Sithembile Mwamakamba, Director of Research Policy, Food, Agriculture and Natural Resources Policy Analysis Network, during CGIAR Initiative meetings in Zambia. Credit: Agricomm Media.

“We facilitate platforms, right across the continent, where we bring together state and non-state actors to dialogue on agriculture, food issues, climate change, and to make sure that together, we come up with solutions that can lead our continent to sustainable development,” said Sithembile Mwamakamba, FANRPAN’s Director of Research Policy and Analysis.

The Zambia dialogue enabled national stakeholders and researchers to discuss policy priorities and ensure that UU is informed by the discussions.

Indeed, based on the policy gaps and priorities discussed in the dialogue, UU will provide the Zambian government with research-based policy support and pursue continued engagement. Policy dialogue is a standard approach under UU that will be replicated across East and Southern Africa and guide climate-resilient agricultural transformations on a regional scale.



Featured image: Mandrena Kunda from Lukomba area working in farm using drip irrigation to irrigate crops. Photo credit: Adam Öjdahl.
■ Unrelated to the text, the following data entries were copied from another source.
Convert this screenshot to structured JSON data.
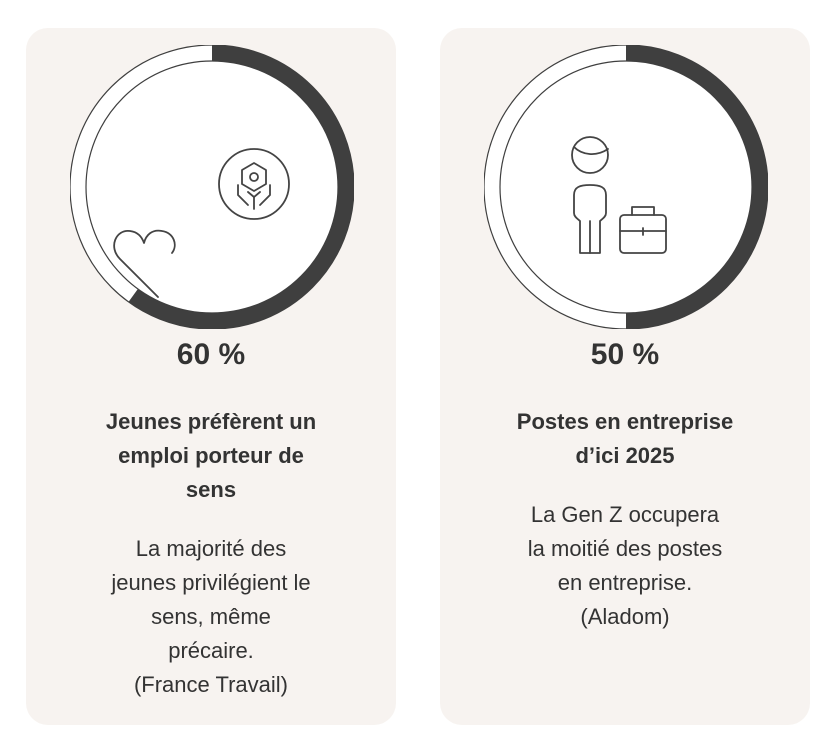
{
  "stats": [
    {
      "percent_value": 60,
      "percent_label": "60 %",
      "heading_lines": [
        "Jeunes préfèrent un",
        "emploi porteur de",
        "sens"
      ],
      "description_lines": [
        "La majorité des",
        "jeunes privilégient le",
        "sens, même",
        "précaire.",
        "(France Travail)"
      ],
      "icon": "heart-and-hands-icon"
    },
    {
      "percent_value": 50,
      "percent_label": "50 %",
      "heading_lines": [
        "Postes en entreprise",
        "d’ici 2025"
      ],
      "description_lines": [
        "La Gen Z occupera",
        "la moitié des postes",
        "en entreprise.",
        "(Aladom)"
      ],
      "icon": "person-with-briefcase-icon"
    }
  ],
  "colors": {
    "card_background": "#f7f3f0",
    "ring_fill": "#3f3f3f",
    "ring_track": "#ffffff",
    "text": "#333333"
  }
}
Mwamakamba and FANRPAN also collaborates with CGIAR’s Climate Resilience initiative, ClimBeR, which aims to support 30 million farmers as they adapt to climate change by 2030. Her organization is supporting the Initiative’s work to develop adaptation instruments to inform policy and investments to enable a climate-resilient, nutrition-secure future. The work is led by Evan Girvetz, who is a scientist at the Alliance of Bioversity International and CIAT where he works on finance and investments as part of the Alliance’s Climate Action research area.